Para superar as fragilidades crônicas do nosso presidencialismo de coalizão e, assim, fortalecer o combate à exacerbação da verdadeira indústria de eleições que se instalou no país, origem última de proliferação de crises éticas que se entranharam no processo político e levaram o patrimonialismo às últimas consequências.
Olhando em perspectiva, no horizonte 2017-2022, a restauração do sistema político e a refundação do ciclo político são um processo político de longa duração, cujo “marco zero”poderá ser as eleições gerais de 2018. De agora, até o processo político-eleitoral de 2018, já se está criando um ambiente constituinte que possa fazer com que as eleições de 2018 tenham a capacidade para recriar e legitimar uma nova agenda para o país.
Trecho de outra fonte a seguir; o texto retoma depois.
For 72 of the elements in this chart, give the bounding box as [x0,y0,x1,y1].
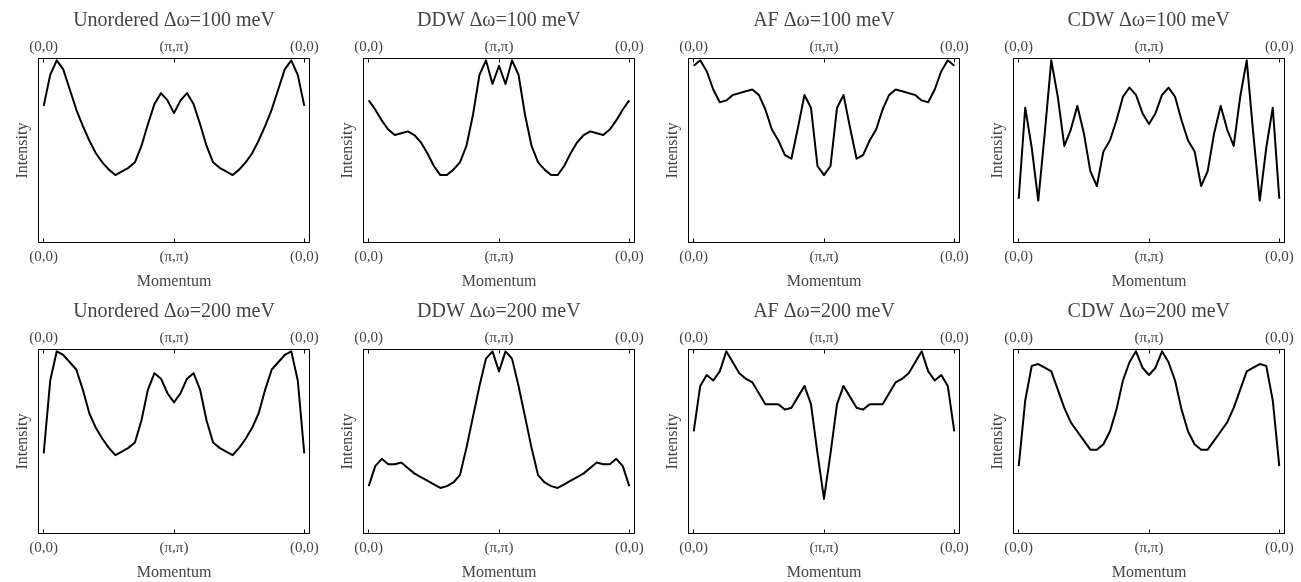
category-label: (0,0) [1004,247,1034,264]
y-axis-title: Intensity [987,413,1006,470]
x-axis-title: Momentum [786,271,862,289]
category-label: (0,0) [939,538,969,555]
y-axis-title: Intensity [12,122,31,179]
y-axis-title: Intensity [337,122,356,179]
chart-title: CDW Δω=100 meV [1067,7,1231,30]
x-tick-label: (π,π) [484,37,514,55]
category-label: (0,0) [614,538,644,555]
x-tick-label: (0,0) [289,328,319,346]
chart-title: DDW Δω=200 meV [417,298,582,321]
category-label: (0,0) [1004,538,1034,555]
x-tick-label: (0,0) [1004,328,1034,346]
chart-title: CDW Δω=200 meV [1067,298,1231,321]
category-label: (π,π) [1134,247,1164,264]
x-axis-title: Momentum [786,562,862,580]
x-tick-label: (0,0) [614,37,644,55]
x-axis-title: Momentum [136,271,212,289]
x-tick-label: (π,π) [809,328,839,346]
y-axis-title: Intensity [337,413,356,470]
x-axis-title: Momentum [461,562,537,580]
x-tick-label: (0,0) [354,37,384,55]
category-label: (0,0) [29,538,59,555]
x-tick-label: (0,0) [354,328,384,346]
category-label: (0,0) [1264,538,1294,555]
category-label: (π,π) [159,247,189,264]
category-label: (0,0) [939,247,969,264]
x-tick-label: (π,π) [1134,328,1164,346]
category-label: (π,π) [809,538,839,555]
x-tick-label: (0,0) [679,37,709,55]
category-label: (π,π) [159,538,189,555]
category-label: (0,0) [614,247,644,264]
category-label: (0,0) [289,538,319,555]
category-label: (0,0) [354,538,384,555]
x-tick-label: (π,π) [1134,37,1164,55]
chart-title: Unordered Δω=100 meV [73,7,276,30]
x-tick-label: (0,0) [939,328,969,346]
x-tick-label: (π,π) [159,328,189,346]
y-axis-title: Intensity [987,122,1006,179]
x-tick-label: (π,π) [809,37,839,55]
chart-title: AF Δω=100 meV [753,7,896,30]
x-tick-label: (0,0) [614,328,644,346]
category-label: (π,π) [809,247,839,264]
x-tick-label: (π,π) [484,328,514,346]
x-axis-title: Momentum [136,562,212,580]
y-axis-title: Intensity [662,413,681,470]
category-label: (π,π) [484,538,514,555]
y-axis-title: Intensity [12,413,31,470]
x-tick-label: (0,0) [289,37,319,55]
category-label: (0,0) [354,247,384,264]
x-tick-label: (0,0) [1264,37,1294,55]
chart-title: Unordered Δω=200 meV [73,298,276,321]
x-axis-title: Momentum [461,271,537,289]
category-label: (π,π) [1134,538,1164,555]
y-axis-title: Intensity [662,122,681,179]
x-tick-label: (π,π) [159,37,189,55]
x-tick-label: (0,0) [1004,37,1034,55]
x-tick-label: (0,0) [29,328,59,346]
category-label: (0,0) [679,538,709,555]
chart-title: AF Δω=200 meV [753,298,896,321]
x-tick-label: (0,0) [1264,328,1294,346]
x-axis-title: Momentum [1111,562,1187,580]
chart-title: DDW Δω=100 meV [417,7,582,30]
x-tick-label: (0,0) [939,37,969,55]
category-label: (π,π) [484,247,514,264]
category-label: (0,0) [679,247,709,264]
x-axis-title: Momentum [1111,271,1187,289]
category-label: (0,0) [289,247,319,264]
x-tick-label: (0,0) [29,37,59,55]
x-tick-label: (0,0) [679,328,709,346]
category-label: (0,0) [1264,247,1294,264]
category-label: (0,0) [29,247,59,264]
Nessa agenda, a reforma política tem importância crucial, mas não pode deixar de ser acompanhada, de 2019 em diante, por um esforço político de reforma do Estado. A melhoria da representação política, via reforma política, e a melhoria da capacidade de entrega e da ampliação dos canais de mediação política, via reforma do Estado: diminuição do tamanho do Estado, para combater o capitalismo de laços; reforma administrativa; e pacto federativo para descentralizar recursos financeiros e de poder para estados e municípios.
Assim, no processo de democratização da democracia brasileira, o horizonte 2017-2022 poderá, então, mexer no cerne do pacto social e do conflito distributivo via canais da democracia representativa e da democracia participativa (mecanismos extra-eleitorais de participação, mediação e representação políticas). Que poderão dar maior plasticidade ao sistema político e multiplicar instâncias de mediação política, no contexto de uma sociedade com forte heterogeneidade estrutural e vários eixos de clivagens e conflitos.
No limiar de 2018, o Brasil parece estar à procura da superação dos seus traços de sociedade ciclotímica. Sociedade que vive a inauguração de novo zeitgeist e que aponta para a reinvenção da nação, na voz rouca das ruas e nos gritos dos grafos sociais do ciberespaço.
Essas vozes e esses gritos preparam-se para ir às urnas em 2018. Tudo isso poderá reforçar o renascimento de um novo ethos democrático e a refundação de novo ciclo político e econômico – vale dizer, novo Contrato Social. Caminhar, caminhando…
* Pós-doutor em Ciência Política pela The London School of Economics and Political Science.